Somtimes when going thru a growth spurt which , they will eat every 2 hrs. Comfort him while you can soon enough he will want to be independent and you will not be able to cuddle/hold him as much. My daughter is now 7 mths and sleeps from 7 pm - 7 am. She started doing is around 4 mths or so. Routines are great for infants , so continue to put him to sleep around the same time each night. Good luck..

Keep up a good bedtime routine. With my son we gave him a bath, read him a story, fed him & then put him to bed. We did this from the day we brought him home from the hospital. At 2 1/2 mos, I wouldn't let him cry it out. He's too young. He may be going through a growth spurt & needing a little extra food. I know you are tired, but hang in there with the bedtime routine, feeding & nap schedules. It will come together. Fluctuations in their sleep are common at this point & will go back to "normal" eventually. One thing I read in The Happiest Baby on the Block that really made sense is that quality awake time equals quality sleep. Engage him when he's awake by giving him tummy time, letting him look at a mobile, reading to him, etc. I always fed my son when he woke up in the night early on. Stick with your schedules & it will get better over time. Congratulations & best wishes!
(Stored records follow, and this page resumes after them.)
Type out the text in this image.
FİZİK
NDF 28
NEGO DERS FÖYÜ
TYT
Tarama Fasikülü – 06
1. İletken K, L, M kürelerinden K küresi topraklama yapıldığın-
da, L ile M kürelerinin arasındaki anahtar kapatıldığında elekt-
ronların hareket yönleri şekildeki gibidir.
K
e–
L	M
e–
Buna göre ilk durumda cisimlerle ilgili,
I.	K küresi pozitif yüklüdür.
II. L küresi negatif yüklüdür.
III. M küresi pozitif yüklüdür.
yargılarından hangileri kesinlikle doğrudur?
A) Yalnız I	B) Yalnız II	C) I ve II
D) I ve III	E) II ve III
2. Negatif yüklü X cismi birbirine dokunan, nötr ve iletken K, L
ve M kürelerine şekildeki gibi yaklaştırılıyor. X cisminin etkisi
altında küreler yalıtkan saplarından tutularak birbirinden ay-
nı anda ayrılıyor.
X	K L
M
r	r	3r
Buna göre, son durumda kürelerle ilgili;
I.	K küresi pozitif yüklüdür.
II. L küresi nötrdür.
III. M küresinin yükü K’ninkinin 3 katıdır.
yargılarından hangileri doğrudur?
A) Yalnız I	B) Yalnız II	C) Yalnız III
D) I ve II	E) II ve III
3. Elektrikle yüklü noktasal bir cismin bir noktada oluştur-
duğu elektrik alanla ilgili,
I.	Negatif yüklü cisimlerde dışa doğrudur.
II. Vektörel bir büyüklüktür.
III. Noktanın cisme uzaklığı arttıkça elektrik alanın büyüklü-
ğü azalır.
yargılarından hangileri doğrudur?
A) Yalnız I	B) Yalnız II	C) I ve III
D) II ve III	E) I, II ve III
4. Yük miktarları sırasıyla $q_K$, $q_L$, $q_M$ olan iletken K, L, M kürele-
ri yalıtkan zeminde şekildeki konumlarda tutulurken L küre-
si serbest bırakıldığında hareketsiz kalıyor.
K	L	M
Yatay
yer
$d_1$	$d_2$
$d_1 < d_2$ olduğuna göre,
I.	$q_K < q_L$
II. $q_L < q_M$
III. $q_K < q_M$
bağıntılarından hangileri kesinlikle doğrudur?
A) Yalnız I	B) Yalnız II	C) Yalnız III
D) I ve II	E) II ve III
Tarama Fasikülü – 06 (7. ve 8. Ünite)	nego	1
Please do not let your baby cry it out this young. His stomach is tiny (think the size of a walnut, so he needs to eat frequently, even at night. It sounds like he is going through a growth spurt. He will eventually sleep for longer intervals, it just takes time. Can you and your husband alternate nights to stay up with baby?

Another suggestion I have for you is to sleep when baby sleeps, so you can catch up on your rest. So, take a nap during the day when your baby goes down, you will feel so much better.

FYI: Most health professionals (including the AAP) do not recommend Babywise. Strict scheduling can lead to failure to thrive in infants.